As she climbed aboard the float plane she knew her mother wouldn’t let Susan in the house. Out of sheer stubbornness Marie would make life hell for that poor woman, who had promised Libby to watch her mother closely. “Don’t worry, Marie will be fine,” she assured Libby. “Your mother is one of the toughest ladies I know. Besides, she should start feeling much better soon.” Libby hadn’t a doubt about that, but now she was worried about Susan, who took her job very seriously and hadn’t a clue how ornery Marie could be.

THE FLIGHT TO EVENING LAKE took less than an hour. In all her years of living in the village, of knowing that her father had drowned there, Libby had never been to see it. Had never wanted to see it. Never wanted to put her hand in the water and know that her father’s bones were hidden in the dark cold depths. Even now a part of her dreaded seeing the lake, and as the plane headed north and west she stared out the window with a heart that beat a painful rhythm. Then suddenly the plane skimmed over a ridge and she was looking at a huge body of water shaped like a giant horseshoe, the deep curve on the southernmost end and two parallel arms, divided by perhaps a mile of timbered forest, stretching north. Several small rivers fed the lake along both of the upper arms, and a big river flowed out of it in the curve of the southern shore, the same river where they’d found the plane’s pontoons. She could see it snaking through the spruce and she could just make out the rapids where the pontoons had gotten hung up.

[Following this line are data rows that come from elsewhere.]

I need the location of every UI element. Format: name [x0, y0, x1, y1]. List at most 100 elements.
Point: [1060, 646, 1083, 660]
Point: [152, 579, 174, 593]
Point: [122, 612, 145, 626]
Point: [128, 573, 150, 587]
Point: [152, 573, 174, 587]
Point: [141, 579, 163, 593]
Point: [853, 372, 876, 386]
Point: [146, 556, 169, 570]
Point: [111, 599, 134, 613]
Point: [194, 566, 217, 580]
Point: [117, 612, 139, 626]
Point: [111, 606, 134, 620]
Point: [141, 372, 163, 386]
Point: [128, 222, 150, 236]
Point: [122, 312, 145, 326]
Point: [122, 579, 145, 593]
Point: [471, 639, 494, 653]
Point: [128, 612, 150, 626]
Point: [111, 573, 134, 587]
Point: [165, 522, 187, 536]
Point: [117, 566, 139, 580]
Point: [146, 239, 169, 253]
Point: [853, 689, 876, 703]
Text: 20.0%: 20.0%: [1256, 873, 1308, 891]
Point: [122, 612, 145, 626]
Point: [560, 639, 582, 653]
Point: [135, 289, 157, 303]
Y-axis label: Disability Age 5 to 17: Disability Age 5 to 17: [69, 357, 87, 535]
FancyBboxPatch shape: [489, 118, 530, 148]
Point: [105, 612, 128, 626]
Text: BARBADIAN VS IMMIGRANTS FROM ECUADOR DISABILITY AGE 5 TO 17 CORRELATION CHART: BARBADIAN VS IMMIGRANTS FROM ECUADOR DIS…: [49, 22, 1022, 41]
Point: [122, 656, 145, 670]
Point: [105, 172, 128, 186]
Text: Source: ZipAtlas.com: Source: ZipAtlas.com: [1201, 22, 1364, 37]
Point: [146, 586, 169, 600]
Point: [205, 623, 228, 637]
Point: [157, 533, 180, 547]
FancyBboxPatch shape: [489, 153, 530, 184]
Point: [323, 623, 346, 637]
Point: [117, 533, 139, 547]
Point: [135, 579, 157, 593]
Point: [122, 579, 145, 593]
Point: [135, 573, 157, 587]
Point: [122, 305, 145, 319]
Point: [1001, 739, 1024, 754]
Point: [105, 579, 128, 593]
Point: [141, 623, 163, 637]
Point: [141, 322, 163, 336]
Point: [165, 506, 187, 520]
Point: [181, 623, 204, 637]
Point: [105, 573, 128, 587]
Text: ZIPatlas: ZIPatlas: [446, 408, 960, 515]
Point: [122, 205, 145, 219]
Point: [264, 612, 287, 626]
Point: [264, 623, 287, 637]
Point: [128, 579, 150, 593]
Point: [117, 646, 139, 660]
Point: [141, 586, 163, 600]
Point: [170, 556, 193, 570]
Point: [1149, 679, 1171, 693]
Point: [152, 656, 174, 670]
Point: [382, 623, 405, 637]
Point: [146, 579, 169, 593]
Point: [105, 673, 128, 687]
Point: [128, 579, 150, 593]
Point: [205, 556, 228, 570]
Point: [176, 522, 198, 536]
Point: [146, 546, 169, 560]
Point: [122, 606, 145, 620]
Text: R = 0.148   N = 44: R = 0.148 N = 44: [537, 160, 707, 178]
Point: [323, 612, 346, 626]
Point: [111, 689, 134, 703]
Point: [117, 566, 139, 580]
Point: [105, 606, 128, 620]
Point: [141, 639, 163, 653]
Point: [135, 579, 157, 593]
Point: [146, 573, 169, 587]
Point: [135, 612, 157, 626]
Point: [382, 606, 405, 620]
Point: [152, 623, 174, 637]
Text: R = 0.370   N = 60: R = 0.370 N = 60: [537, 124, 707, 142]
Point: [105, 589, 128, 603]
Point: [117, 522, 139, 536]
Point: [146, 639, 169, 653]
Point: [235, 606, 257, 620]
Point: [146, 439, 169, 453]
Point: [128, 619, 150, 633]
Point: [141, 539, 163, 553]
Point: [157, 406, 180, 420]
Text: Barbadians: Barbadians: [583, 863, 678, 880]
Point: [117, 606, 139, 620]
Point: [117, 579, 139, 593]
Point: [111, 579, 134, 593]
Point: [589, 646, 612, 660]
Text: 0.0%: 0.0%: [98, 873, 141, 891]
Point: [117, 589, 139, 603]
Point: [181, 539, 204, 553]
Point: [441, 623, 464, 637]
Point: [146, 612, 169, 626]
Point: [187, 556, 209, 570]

She studied the surface of the lake, but it gave up no secrets. The water looked black and cold near the outlet, while the west arm that stretched toward the glaciers was streaked a thick milky blue in places with glacial silt. There was still some ice in the deeper coves, but most of the lake was open. The plane lost altitude quickly, and soon she could see the buildings. Both lodges were on the southernmost end of the lake, near the outlet but on opposite shores and about half a mile apart. Which was Frey’s? She didn’t know. One lodge appeared much larger than the other, and she supposed this would be the place she was staying.

But she was wrong. The plane landed and taxied to the dock fronting the smaller property. She was greeted by the owner of the lodge, a stout friendly woman in her early forties. “I’m Karen Whitten.” She smiled and extended her hand. “Welcome to the lodge. My husband, Mike, is guiding, but you’ll meet him tonight. I’ll have your bags brought to your cabin. Come on up. You’re just in time for lunch, though most of the guests won’t show up until supper time. Fishing. I swear, you’d think the world turned around fly rods and lake trout.”

Libby followed Karen up the ramp. The main lodge was cozy and small, with four guest rooms, a big kitchen, a vaulted living room with a handsome fieldstone fireplace and a friendly dining room. There were three small guest cabins to one side of the main lodge, and two employee cabins to the other. Karen showed her to her little cabin, complete with a tiny bath and a woodstove for heat. “This is just perfect,” Libby said.